And in this IBM press release, you can see the new spirit of openness come through clearly:
- “…introduced in 2019 in collaboration with partner banks…”
- “…the collective intelligence of the IBM Financial Services Cloud Council…”
- “…These industry-informed controls are not IBM’s – they are the industry’s collective controls…” and
- “…also made them available for clients to use on multiple clouds (public or private)….”

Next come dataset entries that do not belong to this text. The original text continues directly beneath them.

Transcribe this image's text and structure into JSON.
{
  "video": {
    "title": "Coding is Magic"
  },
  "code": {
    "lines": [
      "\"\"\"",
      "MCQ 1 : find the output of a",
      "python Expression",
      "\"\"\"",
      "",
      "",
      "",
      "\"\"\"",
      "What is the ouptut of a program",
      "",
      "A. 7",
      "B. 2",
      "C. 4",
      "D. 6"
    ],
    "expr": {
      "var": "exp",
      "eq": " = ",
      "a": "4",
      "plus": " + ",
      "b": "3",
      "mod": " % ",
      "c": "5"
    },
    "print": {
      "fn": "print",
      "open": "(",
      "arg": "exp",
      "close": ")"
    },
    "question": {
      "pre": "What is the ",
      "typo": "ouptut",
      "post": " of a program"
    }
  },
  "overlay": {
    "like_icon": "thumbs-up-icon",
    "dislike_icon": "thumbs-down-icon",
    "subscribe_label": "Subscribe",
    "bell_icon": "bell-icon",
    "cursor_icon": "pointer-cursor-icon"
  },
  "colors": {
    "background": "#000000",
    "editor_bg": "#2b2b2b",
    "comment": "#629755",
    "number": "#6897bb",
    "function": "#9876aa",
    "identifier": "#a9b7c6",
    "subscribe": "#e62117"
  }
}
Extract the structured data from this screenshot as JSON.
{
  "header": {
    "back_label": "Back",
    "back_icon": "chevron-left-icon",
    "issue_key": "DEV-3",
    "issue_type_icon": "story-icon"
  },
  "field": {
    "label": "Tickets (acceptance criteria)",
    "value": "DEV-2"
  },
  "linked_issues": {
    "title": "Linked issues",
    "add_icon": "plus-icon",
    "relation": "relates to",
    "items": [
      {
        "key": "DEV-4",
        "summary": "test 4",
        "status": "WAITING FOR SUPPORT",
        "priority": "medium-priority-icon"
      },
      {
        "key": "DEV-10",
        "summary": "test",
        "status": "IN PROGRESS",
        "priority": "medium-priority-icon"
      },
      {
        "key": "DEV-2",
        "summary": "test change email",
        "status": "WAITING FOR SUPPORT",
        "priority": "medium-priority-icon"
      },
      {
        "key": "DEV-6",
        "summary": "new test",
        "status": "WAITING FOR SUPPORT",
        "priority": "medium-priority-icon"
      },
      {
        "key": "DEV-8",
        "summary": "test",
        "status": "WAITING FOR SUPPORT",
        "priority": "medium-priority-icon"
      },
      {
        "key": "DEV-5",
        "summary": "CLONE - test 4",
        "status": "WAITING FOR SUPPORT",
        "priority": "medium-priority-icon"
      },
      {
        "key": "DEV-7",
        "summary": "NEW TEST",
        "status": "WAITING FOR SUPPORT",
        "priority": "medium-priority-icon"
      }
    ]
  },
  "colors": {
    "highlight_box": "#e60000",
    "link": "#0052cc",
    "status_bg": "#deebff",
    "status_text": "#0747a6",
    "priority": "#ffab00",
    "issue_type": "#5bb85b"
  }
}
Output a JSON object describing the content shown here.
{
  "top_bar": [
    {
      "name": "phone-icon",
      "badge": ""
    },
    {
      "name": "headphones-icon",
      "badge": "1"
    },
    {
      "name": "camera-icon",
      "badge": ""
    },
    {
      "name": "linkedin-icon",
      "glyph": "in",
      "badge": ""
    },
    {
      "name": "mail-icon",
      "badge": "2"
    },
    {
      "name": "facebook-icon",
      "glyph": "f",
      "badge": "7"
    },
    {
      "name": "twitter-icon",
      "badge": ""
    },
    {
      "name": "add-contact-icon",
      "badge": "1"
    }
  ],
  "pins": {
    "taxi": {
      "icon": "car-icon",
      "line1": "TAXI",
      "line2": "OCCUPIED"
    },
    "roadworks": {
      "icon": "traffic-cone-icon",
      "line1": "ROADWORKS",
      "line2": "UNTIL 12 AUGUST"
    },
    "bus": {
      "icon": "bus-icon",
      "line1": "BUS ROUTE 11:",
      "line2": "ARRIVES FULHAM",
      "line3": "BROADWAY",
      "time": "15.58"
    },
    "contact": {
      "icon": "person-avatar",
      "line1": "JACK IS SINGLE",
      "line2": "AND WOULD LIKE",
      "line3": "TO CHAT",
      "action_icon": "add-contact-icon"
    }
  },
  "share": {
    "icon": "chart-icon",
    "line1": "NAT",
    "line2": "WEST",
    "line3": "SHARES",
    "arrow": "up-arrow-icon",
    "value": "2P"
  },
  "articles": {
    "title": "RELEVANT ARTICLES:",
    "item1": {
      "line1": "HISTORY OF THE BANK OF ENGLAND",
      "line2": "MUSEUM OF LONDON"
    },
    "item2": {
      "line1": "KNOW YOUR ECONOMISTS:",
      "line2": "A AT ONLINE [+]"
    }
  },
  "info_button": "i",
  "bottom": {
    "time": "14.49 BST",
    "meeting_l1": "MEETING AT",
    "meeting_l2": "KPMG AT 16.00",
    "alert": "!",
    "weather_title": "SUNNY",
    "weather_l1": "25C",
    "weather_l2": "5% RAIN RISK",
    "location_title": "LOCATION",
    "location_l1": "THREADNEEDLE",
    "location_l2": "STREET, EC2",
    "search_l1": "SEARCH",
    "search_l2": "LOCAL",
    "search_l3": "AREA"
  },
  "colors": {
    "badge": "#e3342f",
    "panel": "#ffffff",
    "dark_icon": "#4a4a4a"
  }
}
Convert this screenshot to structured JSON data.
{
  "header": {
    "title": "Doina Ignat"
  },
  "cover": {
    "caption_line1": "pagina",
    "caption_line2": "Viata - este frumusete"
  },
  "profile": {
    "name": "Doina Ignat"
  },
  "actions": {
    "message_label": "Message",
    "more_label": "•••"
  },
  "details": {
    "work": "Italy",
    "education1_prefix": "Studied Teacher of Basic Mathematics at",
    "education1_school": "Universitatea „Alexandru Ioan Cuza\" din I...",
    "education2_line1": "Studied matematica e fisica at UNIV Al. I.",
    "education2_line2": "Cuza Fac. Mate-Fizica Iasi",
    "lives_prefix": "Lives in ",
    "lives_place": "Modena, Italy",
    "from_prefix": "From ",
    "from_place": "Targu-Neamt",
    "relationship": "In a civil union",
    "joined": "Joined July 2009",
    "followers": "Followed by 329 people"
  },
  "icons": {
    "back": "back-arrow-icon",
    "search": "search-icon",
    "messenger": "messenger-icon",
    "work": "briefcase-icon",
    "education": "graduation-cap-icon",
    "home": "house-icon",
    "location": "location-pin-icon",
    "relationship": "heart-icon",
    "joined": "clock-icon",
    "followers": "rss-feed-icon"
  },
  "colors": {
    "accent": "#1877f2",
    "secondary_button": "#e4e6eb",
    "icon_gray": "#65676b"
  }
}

In the press release, IBM senior VP and head of cloud platform Boville, the former Bank of America CTO I mentioned above and the person who’s been driving this co-creation initiative for the past three years, emphasized the inclusion of all those cybersecurity and compliance and governance capabilities into the IBM Cloud for Financial Services, which means customers don’t have to spend hundreds of millions of even billions of dollars every year trying to keep up with all those requirements on their own.
“As organizations strive to keep up with the latest regulatory requirements and evolving data sovereignty laws, security and compliance are at the core of our approach,” Boville said.
“IBM Cloud for Financial Services is specifically designed for highly regulated workloads, allowing financial services and other regulated industries to host applications and workloads in the cloud with confidence while addressing third and fourth party risk throughout their supply chains.”
IBM also revealed that it has begun working closely with a not-for-profit group called the Cloud Security Alliance, which is “dedicated to defining standards, certifications, and best practices to help ensure secured cloud computing.”